Tuesday, January 29, 2008

Move over Marcel Marceau: There's a New Mime in Town

It started with an abandoned cardboard frame. (Imagine an unhinged triangle.) I grabbed it and made it into some clamping crab claws. Then Finn grabbed it and made into . . . say it with me now . . . a gun. And we were off.

It's a heart.

It's a steering wheel.

It's a . . . frame?

Real creative, mama.

(My favorite: Finn bumped the two ends of the frame against each other and gave me this hint.

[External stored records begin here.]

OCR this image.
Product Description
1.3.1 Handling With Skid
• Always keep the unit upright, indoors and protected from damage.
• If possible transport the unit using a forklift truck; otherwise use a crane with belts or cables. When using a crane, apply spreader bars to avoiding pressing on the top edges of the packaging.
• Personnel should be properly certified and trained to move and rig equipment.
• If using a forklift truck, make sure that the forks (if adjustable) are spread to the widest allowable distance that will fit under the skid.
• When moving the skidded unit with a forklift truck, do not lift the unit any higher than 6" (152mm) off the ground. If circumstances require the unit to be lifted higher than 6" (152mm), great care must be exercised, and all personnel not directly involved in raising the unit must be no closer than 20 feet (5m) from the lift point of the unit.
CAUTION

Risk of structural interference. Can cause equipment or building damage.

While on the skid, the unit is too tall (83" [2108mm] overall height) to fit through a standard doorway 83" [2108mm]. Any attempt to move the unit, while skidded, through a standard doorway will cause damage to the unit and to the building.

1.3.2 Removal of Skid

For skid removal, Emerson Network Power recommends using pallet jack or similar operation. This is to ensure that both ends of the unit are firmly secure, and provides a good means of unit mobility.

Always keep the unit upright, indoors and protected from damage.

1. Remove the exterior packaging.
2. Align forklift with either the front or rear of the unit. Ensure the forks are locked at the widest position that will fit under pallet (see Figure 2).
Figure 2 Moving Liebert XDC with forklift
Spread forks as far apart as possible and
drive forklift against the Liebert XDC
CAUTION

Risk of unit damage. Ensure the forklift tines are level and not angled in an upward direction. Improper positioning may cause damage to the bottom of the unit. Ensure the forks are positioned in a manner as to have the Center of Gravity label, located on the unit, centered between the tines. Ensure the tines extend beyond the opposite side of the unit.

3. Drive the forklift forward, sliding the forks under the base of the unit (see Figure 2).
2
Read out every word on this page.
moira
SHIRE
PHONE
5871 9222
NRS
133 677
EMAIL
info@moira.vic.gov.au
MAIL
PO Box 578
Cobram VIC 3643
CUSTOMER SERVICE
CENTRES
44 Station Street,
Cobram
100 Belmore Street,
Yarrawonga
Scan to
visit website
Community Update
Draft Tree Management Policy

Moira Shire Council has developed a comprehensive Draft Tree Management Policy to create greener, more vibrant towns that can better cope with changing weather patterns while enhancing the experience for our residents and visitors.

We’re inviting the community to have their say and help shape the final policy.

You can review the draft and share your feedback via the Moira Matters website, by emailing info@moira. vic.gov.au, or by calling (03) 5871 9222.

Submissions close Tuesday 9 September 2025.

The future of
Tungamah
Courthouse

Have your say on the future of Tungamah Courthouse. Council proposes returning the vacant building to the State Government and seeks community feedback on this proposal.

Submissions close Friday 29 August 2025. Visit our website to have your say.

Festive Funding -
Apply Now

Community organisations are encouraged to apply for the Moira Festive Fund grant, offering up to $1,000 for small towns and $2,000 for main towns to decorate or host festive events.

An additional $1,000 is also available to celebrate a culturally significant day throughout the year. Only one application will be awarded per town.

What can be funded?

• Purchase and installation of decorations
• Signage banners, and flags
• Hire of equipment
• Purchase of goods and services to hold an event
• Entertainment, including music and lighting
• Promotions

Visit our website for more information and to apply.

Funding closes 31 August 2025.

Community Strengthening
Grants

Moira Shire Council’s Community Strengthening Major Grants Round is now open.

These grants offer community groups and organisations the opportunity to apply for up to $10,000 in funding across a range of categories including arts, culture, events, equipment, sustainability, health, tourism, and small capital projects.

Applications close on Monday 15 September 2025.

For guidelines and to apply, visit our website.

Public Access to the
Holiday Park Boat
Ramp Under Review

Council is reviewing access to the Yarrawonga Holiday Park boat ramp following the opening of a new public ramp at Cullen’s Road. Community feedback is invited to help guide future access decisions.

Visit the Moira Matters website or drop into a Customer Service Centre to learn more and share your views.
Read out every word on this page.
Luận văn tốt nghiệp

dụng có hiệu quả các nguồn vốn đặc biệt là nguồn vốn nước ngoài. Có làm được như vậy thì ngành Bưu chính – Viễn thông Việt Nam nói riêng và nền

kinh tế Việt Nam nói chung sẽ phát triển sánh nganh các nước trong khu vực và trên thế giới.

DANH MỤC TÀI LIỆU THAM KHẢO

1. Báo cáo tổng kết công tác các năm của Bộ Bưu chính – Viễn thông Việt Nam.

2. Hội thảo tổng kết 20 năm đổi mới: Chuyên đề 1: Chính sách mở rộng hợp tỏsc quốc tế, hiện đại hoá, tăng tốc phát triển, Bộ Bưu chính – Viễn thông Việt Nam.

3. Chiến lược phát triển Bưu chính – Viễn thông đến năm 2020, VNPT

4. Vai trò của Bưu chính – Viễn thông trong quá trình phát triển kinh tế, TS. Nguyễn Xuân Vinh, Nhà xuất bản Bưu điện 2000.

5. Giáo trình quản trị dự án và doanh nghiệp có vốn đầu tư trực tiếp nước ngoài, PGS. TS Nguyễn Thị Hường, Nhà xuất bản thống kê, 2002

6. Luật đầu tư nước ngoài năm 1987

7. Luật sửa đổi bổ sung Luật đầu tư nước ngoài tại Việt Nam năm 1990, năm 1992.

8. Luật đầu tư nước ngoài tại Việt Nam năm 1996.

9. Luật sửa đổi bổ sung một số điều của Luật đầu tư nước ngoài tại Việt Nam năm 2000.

Finn: "It's what you do after you get married."

Me: . . .

Finn: "Dancing!")

When we exhausted the prop chest, we moved into unassisted charades. Bear would whisper "an action" to Finn. He would act it out. I would guess. I can't say I got all his interpretive clues--it is his first go at the fine and respected art of miming.

I mean, who wouldn't confuse skateboarding with synchronized swimming?

Monday, January 28, 2008

Traveling Companion

I work at home. There is no watercooler to gossip around. The office politics can be vicious and one-sided, but they don't flare up too frequently. And although I'm a dutiful handwasher, possibly bordering on obsessive compulsive, I don't so much have to worry about rubbing up against the germs that cube-mate Sheila's first grader brought home from school and generously gifted to her, her family, and each one of her coworkers, like some kind of art-hour macramé craft project.

(Do they do macramé in first grade? Maybe not. But they should. You could demonstrate some fine motorskilling there.)

So when I get on, say, a plane or stay in, say, a hospital for two days, well, those germs just start hopping about fleas on a dog, or a toddler on a toy you've told him you're going to sell on ebay.

They're real friendly like. In fact they were so very friendly and needy that apparently I had to bundle them up and take them home with me.

Which is all just a fancified and laborious way of telling you, I feel like crap.

But even though I felt like crap, I also felt it was my duty to get a start on those resolutions that I haven't even had the time to bore you with. Because there's no better time to feel guilty and inadequate than when you're feeling sickly. (Or so it works out in my head. I tend to kick myself when I'm down.) It's a traveling show of self-deprecation and martyrdom. Book the matinée while there are still seats.

So I headed to the gym. Because that's a good idea. I started with the theory that I'd elliptical through and beyond these germies.

I ended up feeling rather dizzy and nauseous. And, you know, a whole lot crappier.